A cada três meses, profissionais da educação recebem treinamentos, fazem rodas de conversa e analisam dados coletados nas provas dos alunos. A partir dos números é possível estabelecer metas para cada colégio; uma ferramenta mostra quais disciplinas e quais colégios precisam de mais atenção. Se algo não funcionou dentro de três meses, há uma discussão para decidir outra abordagem — como reforço ou treinamento do professor.

Os relatórios saem aluno por aluno, escola por escola. Assim, não se espera até o final do ano para saber a qualidade do ensino. Não há prêmios para as melhores escolas.

Estado mantém parceria com iniciativa privada; Ricardo é superintendente do Instituto Unibanco e oferece ferramentas para alunos e professores - Divulgação - Divulgação
Estado mantém parceria com iniciativa privada; Ricardo é superintendente do Instituto Unibanco e oferece ferramentas para alunos e professores
Imagem: Divulgação

O programa é feito em conjunto com a secretaria estadual e o objetivo é profissionalizar e melhorar a educação pública, como explica Ricardo Henriques, superintendente executivo do Instituto Unibanco. Segundo ele, a escola em ensino integral também ajuda a colocar o processo em prática.

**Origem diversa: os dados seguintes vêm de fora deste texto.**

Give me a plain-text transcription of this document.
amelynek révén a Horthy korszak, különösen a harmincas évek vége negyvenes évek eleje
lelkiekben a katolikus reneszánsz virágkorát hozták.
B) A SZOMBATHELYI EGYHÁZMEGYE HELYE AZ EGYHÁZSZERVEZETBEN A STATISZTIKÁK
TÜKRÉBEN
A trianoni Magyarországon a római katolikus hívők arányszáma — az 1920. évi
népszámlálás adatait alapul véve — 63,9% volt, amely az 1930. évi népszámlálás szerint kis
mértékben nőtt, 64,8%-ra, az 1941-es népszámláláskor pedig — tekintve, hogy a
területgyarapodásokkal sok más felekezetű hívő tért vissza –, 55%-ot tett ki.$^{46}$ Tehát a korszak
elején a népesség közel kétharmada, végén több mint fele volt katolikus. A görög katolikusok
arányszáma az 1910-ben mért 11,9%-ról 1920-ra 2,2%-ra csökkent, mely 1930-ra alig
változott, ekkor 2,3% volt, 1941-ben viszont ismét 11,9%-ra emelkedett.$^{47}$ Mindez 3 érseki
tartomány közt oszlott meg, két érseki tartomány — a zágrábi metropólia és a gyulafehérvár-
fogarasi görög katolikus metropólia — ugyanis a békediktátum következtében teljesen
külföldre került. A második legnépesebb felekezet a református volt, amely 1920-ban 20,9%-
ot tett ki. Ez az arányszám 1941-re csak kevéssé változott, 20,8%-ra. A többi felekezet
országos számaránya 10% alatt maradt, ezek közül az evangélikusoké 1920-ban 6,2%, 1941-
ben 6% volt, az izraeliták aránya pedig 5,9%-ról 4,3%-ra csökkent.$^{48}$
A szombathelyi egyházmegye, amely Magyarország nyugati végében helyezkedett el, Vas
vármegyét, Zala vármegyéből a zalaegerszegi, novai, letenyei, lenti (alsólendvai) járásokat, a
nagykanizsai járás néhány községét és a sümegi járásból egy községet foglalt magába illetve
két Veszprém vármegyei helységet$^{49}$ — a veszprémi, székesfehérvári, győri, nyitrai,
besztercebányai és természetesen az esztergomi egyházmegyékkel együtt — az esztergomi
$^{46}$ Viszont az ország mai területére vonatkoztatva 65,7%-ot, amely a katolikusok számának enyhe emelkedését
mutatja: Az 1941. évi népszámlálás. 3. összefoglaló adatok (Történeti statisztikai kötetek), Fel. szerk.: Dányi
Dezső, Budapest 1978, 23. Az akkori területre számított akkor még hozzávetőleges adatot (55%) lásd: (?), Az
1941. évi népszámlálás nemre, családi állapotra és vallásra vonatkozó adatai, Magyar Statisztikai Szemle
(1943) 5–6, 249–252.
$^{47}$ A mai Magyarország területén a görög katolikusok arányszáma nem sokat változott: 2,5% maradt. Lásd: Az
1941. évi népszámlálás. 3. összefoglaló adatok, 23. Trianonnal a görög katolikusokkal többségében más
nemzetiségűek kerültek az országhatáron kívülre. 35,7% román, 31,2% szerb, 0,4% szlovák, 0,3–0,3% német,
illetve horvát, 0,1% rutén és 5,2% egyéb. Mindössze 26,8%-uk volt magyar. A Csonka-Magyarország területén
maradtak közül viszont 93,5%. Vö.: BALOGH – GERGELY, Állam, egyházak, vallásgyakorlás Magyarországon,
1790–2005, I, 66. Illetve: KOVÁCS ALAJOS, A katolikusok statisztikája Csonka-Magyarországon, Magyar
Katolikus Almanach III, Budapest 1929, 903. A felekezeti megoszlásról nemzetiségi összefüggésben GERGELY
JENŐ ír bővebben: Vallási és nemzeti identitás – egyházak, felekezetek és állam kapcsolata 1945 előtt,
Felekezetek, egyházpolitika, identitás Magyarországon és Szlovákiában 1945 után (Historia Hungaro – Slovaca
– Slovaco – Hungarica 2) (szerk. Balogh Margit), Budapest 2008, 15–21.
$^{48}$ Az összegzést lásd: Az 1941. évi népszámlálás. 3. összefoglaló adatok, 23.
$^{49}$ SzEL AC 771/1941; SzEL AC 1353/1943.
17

"A maior virtude do ensino integral é, na verdade, um professor em tempo integral", pontua. "Escola não se resolve com pirotecnia, mas com rotinas bem estruturadas e profissionais".

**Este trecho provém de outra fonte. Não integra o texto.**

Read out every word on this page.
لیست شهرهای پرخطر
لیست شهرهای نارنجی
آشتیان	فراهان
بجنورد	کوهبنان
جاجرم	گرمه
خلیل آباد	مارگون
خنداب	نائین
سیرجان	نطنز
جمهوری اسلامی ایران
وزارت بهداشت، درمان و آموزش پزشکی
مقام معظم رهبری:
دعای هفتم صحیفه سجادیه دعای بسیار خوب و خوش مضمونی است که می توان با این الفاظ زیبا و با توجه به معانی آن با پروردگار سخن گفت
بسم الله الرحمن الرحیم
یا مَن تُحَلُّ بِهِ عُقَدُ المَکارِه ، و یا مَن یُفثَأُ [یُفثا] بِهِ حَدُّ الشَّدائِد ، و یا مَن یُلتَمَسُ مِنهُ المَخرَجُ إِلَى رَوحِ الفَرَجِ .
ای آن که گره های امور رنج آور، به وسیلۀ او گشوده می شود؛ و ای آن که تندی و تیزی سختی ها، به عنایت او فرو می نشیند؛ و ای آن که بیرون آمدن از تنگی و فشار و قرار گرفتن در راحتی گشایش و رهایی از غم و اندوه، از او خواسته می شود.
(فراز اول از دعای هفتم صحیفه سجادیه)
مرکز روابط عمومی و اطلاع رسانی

Parcerias e colégios militares

Para Henriques, uma menor participação do Ministério da Educação está levando os estados a profissionalizar o investimento de recursos estaduais para encontrar novas soluções.

Uma das parcerias de Goiás são os colégios administrados pela Polícia Militar. São 45 escolas cívico-militares no estado. Os gestores são policiais da reserva com formação em educação indicados pela Secretaria de Segurança Pública.

Já a Secretaria de Educação nomeia coordenadores, professores e pode exonerar professoras ou diretoras — mesmo que sejam policiais militares. Segundo a secretária de educação, são seguidos os mesmos calendários, provas e matrizes curriculares do ensino convencional.

Colégios do tipo ajudaram a puxar o número positivo no estado para cima, mas das 15 melhores escolas estaduais avaliadas no Ideb em Goiânia no Ensino Médio, apenas 3 pertenciam à polícia. A maior nota da capital, porém, é de um colégio da corporação. Menos de um ponto atrás está uma escola de ensino integral.

Para educadores ouvidos pela reportagem, as boas notas dos colégios militares também são frutos dos "vestibulinhos" para filtrar quem são os alunos que entram. Por isso, tanto as famílias quanto os estudantes já têm uma qualificação maior antes mesmo de ingressar no colégio.

"O nosso maior desafio é garantir qualidade crescente para todos, independente de processo de seleção. Se há um processo de seleção, é evidente que as notas serão maiores. Nosso desafio de verdade é ter uma escola pública para inclusão de pessoas e aprendizado para todo mundo", pondera Henriques.